When Debbie came in a broke my water, there was meconium (baby's first poop) A small concern, but not too much to worry about. It just meant that the nurses would have to suction Levi out really well to be sure he didn't swallor/inhale any of it. They put the monitor on my belly and waited. Well, remember in my last post, I said Stacy was a little concerned with his heart rate? I hadn't even thought about it with all the excitement, but apparently it was still a concern. Debbie didn't start the pitocin right away because we needed Levi's heart rate to regulate. I tried several positions, but nothing seemed to be helping. Finally, it was decided that we needed to monitor his heart rate internally (against my original birth plan, but when something could be wrong with your baby that stuff doesn't matter!) The monitor went in, I was positioned on my left side, and his rate rate stabilized. Pitocin was administered.
Then, his heart rate started fluctuating again. If it was a big deal, Christine was awesome about staying calm and that helped me stay calmish. A few times the machine alarm went off, and Christine would come in, adjust me, the machines and reassure me that everything was ok. By this point, I had had quite a bit of fluids, and had to pee, A LOT! I couldn't get up because of the machine and pitocin so I had to call Christine to give me a bed pan everytime-EMBARRASING! I bet I apoligized a thousand times and she was so cool about the whole thing. Debbie would radomly show up but I think everybody in Valdosta was having C sections that day and she was helping with those.

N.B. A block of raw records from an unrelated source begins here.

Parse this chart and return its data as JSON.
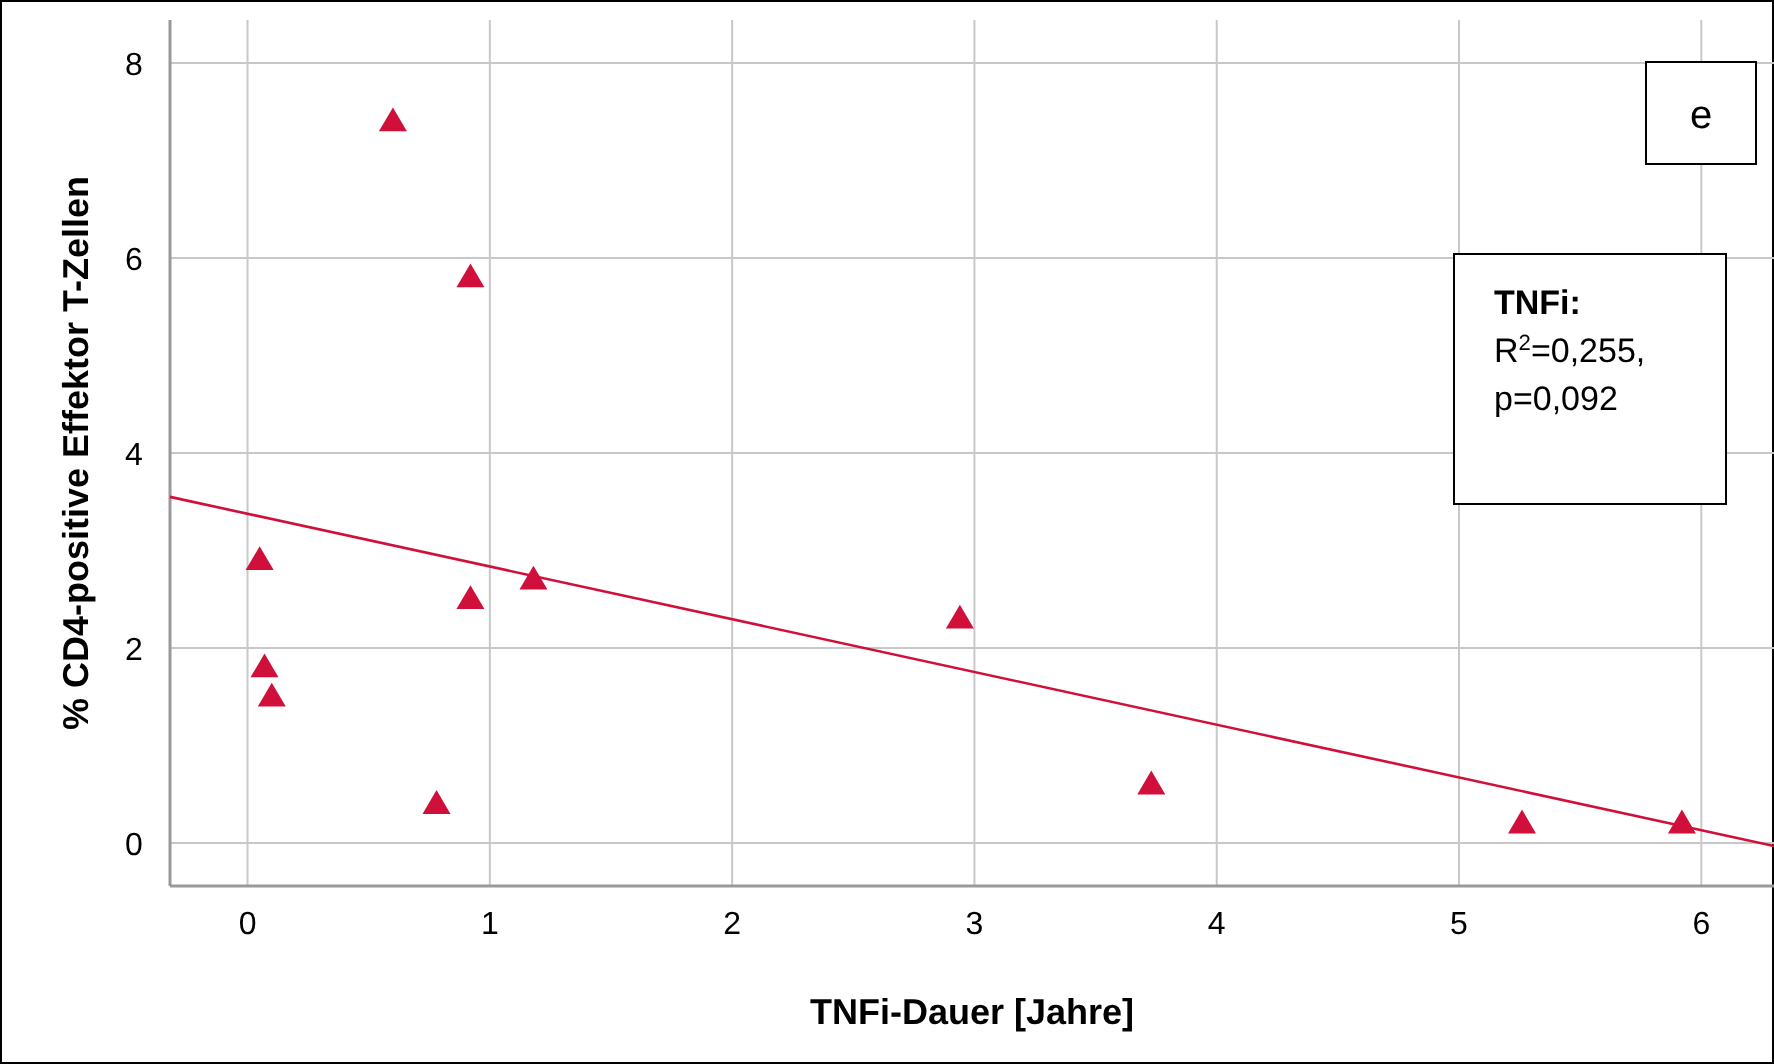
{
  "chart_data": {
    "type": "scatter",
    "xlabel": "TNFi-Dauer [Jahre]",
    "ylabel": "% CD4-positive Effektor T-Zellen",
    "xlim": [
      -0.32,
      6.3
    ],
    "xticks": [
      0,
      1,
      2,
      3,
      4,
      5,
      6
    ],
    "ylim": [
      -0.44,
      8.44
    ],
    "yticks": [
      0,
      2,
      4,
      6,
      8
    ],
    "grid": true,
    "series": [
      {
        "marker": "triangle",
        "color": "#d0103a",
        "x": [
          0.05,
          0.07,
          0.1,
          0.6,
          0.92,
          0.78,
          0.92,
          1.18,
          2.94,
          3.73,
          5.26,
          5.92
        ],
        "values": [
          2.9,
          1.8,
          1.5,
          7.4,
          5.8,
          0.4,
          2.5,
          2.7,
          2.3,
          0.6,
          0.2,
          0.2
        ]
      },
      {
        "type": "line",
        "color": "#d0103a",
        "x": [
          -0.32,
          6.3
        ],
        "values": [
          3.55,
          -0.03
        ]
      }
    ],
    "annotations": [
      "e",
      "TNFi:",
      "R$^{2}$=0,255,",
      "p=0,092"
    ]
  }
}
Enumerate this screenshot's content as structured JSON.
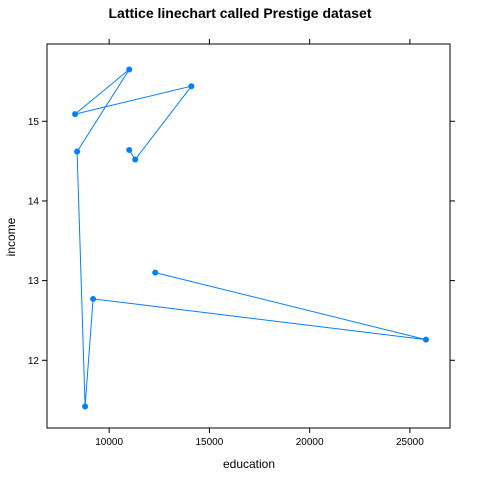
{
  "chart_data": {
    "type": "line",
    "title": "Lattice linechart called Prestige dataset",
    "xlabel": "education",
    "ylabel": "income",
    "xlim": [
      6900,
      27000
    ],
    "ylim": [
      11.15,
      15.97
    ],
    "x_ticks": [
      10000,
      15000,
      20000,
      25000
    ],
    "y_ticks": [
      12,
      13,
      14,
      15
    ],
    "x_tick_labels": [
      "10000",
      "15000",
      "20000",
      "25000"
    ],
    "y_tick_labels": [
      "12",
      "13",
      "14",
      "15"
    ],
    "grid": false,
    "color": "#0080ff",
    "series": [
      {
        "x": [
          12300,
          25800,
          9200,
          8800,
          8400,
          11000,
          8300,
          14100,
          11300,
          11000
        ],
        "y": [
          13.1,
          12.26,
          12.77,
          11.42,
          14.62,
          15.65,
          15.09,
          15.44,
          14.52,
          14.64
        ]
      }
    ]
  }
}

Up until this point, I had been handling the pain relatively well, but I told Quinn I wanted an epidural. I just told him, I knew I could handle the pain (I did it before with a 10lb baby, duh) but I couldn't deal with focusing on getting him here safely and the pain. I haven't mentioned before that there was alsoa potential problem with his kidneys. We had to have ultrasounds every two weeks during the pregnacy because his kidneys weren't draining just right. We knew he would have to have some tests after delivery to be sure that it fixed itself. He didn't try to talk me out of it. I think he was secretly freaking out too. So I told Christine I wanted an epidural and she said she would make it happen. By this time, it was around 4:00 an I was only 5 cm. Well, the epidural was not quite what I expected. I mean, I've seen enough "A Baby Stories" to know how its done, but it was very uncomfortable. Kinda like, well like stabbing a nerve. I knew it didn't feel quite right and I told the CRNA that I felt a sharp pain on my right side. I think he knew at that moment that it didn't work but he didn't say a word. It worked for about a second, and then I could feel everything on my right side. I think that it was worse feeling only on one side but didn't need to worry about that for too long because then I could feel on both sides. I didn't even need a catheter because I could feel everything!

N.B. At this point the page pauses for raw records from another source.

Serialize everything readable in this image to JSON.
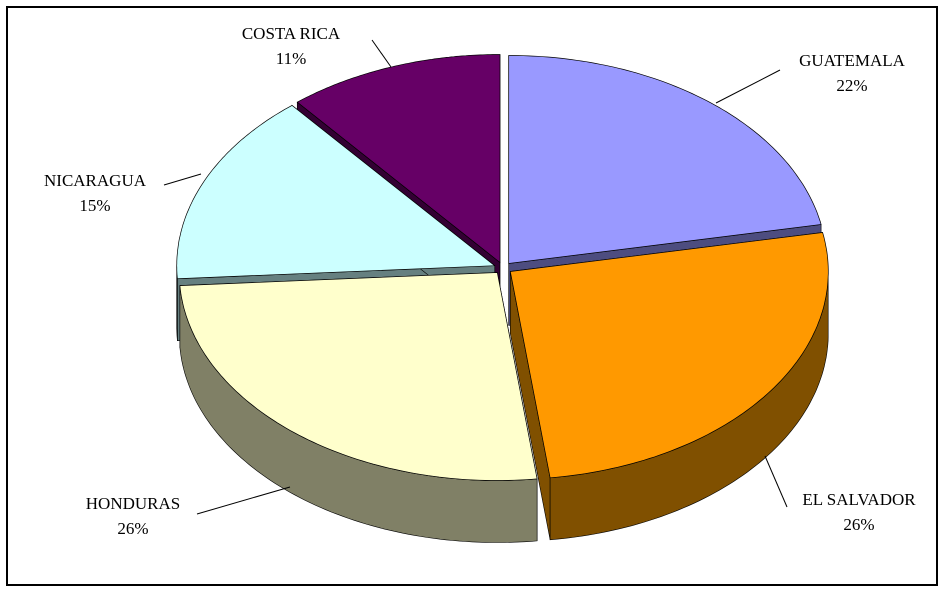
{
  "chart_data": {
    "type": "pie",
    "style": "3d-exploded",
    "title": "",
    "slices": [
      {
        "name": "GUATEMALA",
        "value": 22,
        "pct_label": "22%",
        "color": "#9999ff",
        "side_color": "#4d4d80"
      },
      {
        "name": "EL SALVADOR",
        "value": 26,
        "pct_label": "26%",
        "color": "#ff9900",
        "side_color": "#805000"
      },
      {
        "name": "HONDURAS",
        "value": 26,
        "pct_label": "26%",
        "color": "#ffffcc",
        "side_color": "#808066"
      },
      {
        "name": "NICARAGUA",
        "value": 15,
        "pct_label": "15%",
        "color": "#ccffff",
        "side_color": "#668080"
      },
      {
        "name": "COSTA RICA",
        "value": 11,
        "pct_label": "11%",
        "color": "#660066",
        "side_color": "#330033"
      }
    ]
  }
}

I was really hurting and having a hard time relaxing through the contractions because I couldn't move for all the wires,etc. About that time, Debbie and Christine came in together. It was around 5:30. I could tell that something was up. I looked at Debbie (who was eating a cracker) and very quietly said "I don't think I can do it anymore" and she very calmly said "well, let's see what's happening" Now the last time they checked, I was like 6cm. When Debbie looked she said "oh well, there is his head" The weird thing is that I could feel the pain but not the urge to push like last time. Everybody went in turbo mode. I KNOW that they were coming in to tell me I was going to have to have a C-section but praise God he had other plans! I started pushing and they made me stop! They had not even lowered the table or called the nursery they were so excited.

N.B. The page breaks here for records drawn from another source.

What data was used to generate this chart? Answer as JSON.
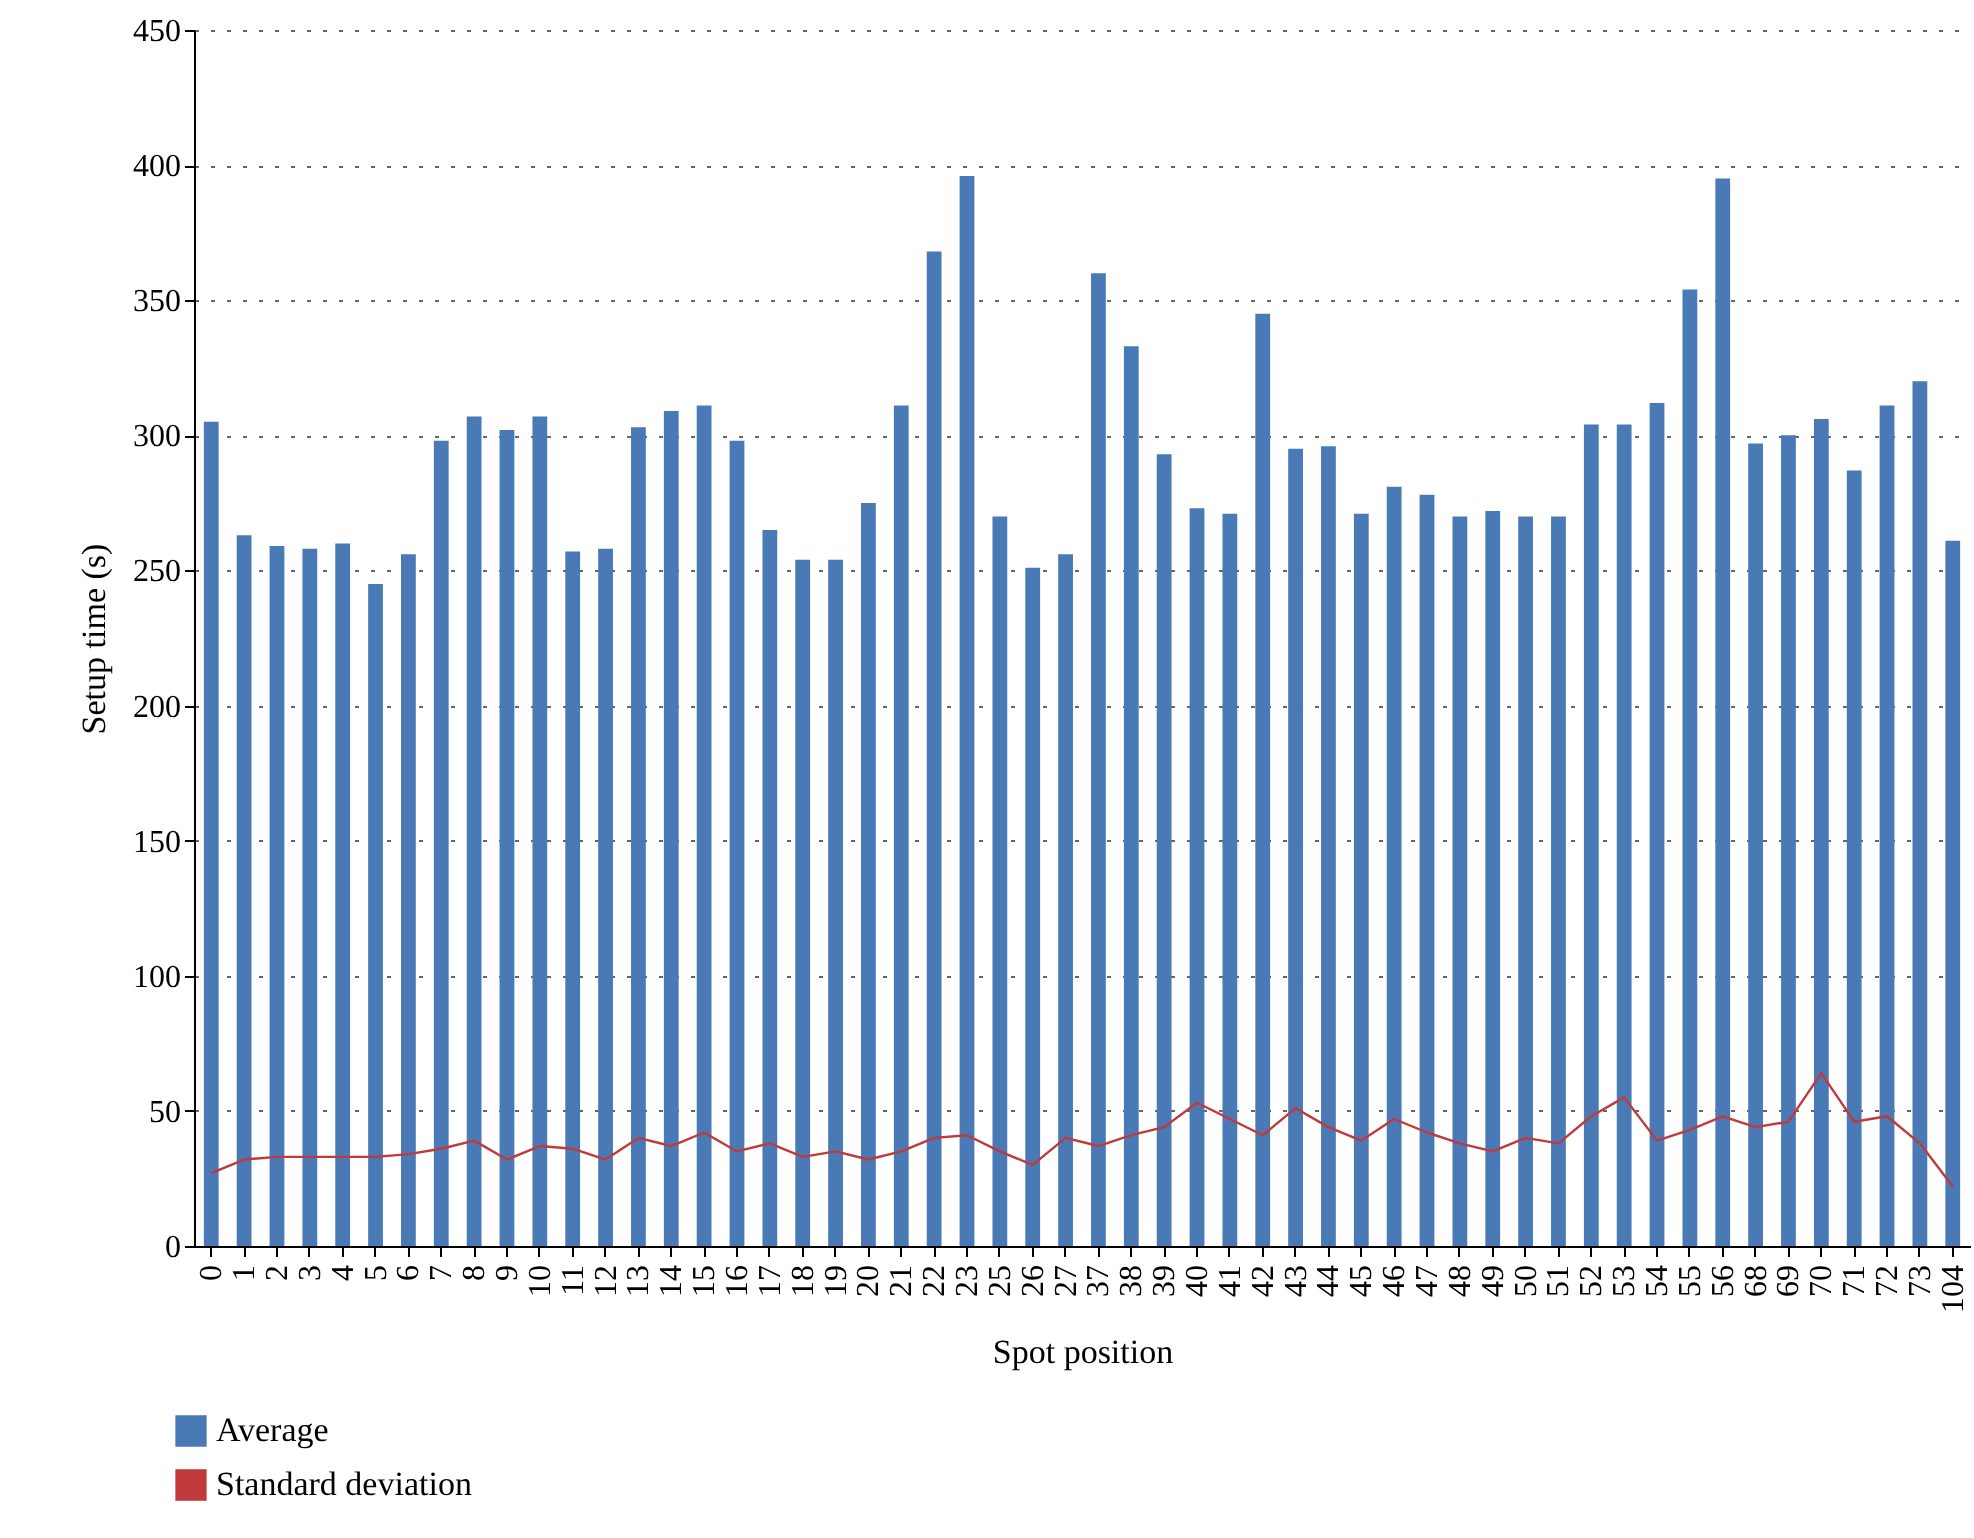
{
  "chart_data": {
    "type": "bar",
    "xlabel": "Spot position",
    "ylabel": "Setup time (s)",
    "categories": [
      "0",
      "1",
      "2",
      "3",
      "4",
      "5",
      "6",
      "7",
      "8",
      "9",
      "10",
      "11",
      "12",
      "13",
      "14",
      "15",
      "16",
      "17",
      "18",
      "19",
      "20",
      "21",
      "22",
      "23",
      "25",
      "26",
      "27",
      "37",
      "38",
      "39",
      "40",
      "41",
      "42",
      "43",
      "44",
      "45",
      "46",
      "47",
      "48",
      "49",
      "50",
      "51",
      "52",
      "53",
      "54",
      "55",
      "56",
      "68",
      "69",
      "70",
      "71",
      "72",
      "73",
      "104"
    ],
    "series": [
      {
        "name": "Average",
        "color": "#4a7ab5",
        "values": [
          305,
          263,
          259,
          258,
          260,
          245,
          256,
          298,
          307,
          302,
          307,
          257,
          258,
          303,
          309,
          311,
          298,
          265,
          254,
          254,
          275,
          311,
          368,
          396,
          270,
          251,
          256,
          360,
          333,
          293,
          273,
          271,
          345,
          295,
          296,
          271,
          281,
          278,
          270,
          272,
          270,
          270,
          304,
          304,
          312,
          354,
          395,
          297,
          300,
          306,
          287,
          311,
          320,
          261
        ]
      },
      {
        "name": "Standard deviation",
        "type": "line",
        "color": "#c0393b",
        "values": [
          27,
          32,
          33,
          33,
          33,
          33,
          34,
          36,
          39,
          32,
          37,
          36,
          32,
          40,
          37,
          42,
          35,
          38,
          33,
          35,
          32,
          35,
          40,
          41,
          35,
          30,
          40,
          37,
          41,
          44,
          53,
          47,
          41,
          51,
          44,
          39,
          47,
          42,
          38,
          35,
          40,
          38,
          48,
          55,
          39,
          43,
          48,
          44,
          46,
          64,
          46,
          48,
          38,
          22
        ]
      }
    ],
    "ylim": [
      0,
      450
    ],
    "yticks": [
      0,
      50,
      100,
      150,
      200,
      250,
      300,
      350,
      400,
      450
    ],
    "grid": "y",
    "legend": "bottom left"
  }
}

I only pushed for about 15 minutes, about the same as Bennett, when I felt that most awesome feeling in the world. But I didn't hear that most awesome sound in the world. I remember kind of whispering "cry" and Mrs. Debbie telling me that they didn't want him to cry just yet because he was "playing with his cord. He finally cried. I think all the worry and emotion finally caught up with Quinn. He almost passed out, not like him at all. He actually had to sit down and drink some of my orange juice before he could cut the cord.
It was definately a more rocky road getting Levi here, but when he finally got here, he was perfect. He was born at 5:40 and weighed 8lbs 10 0z and was 21 1/2 inches long.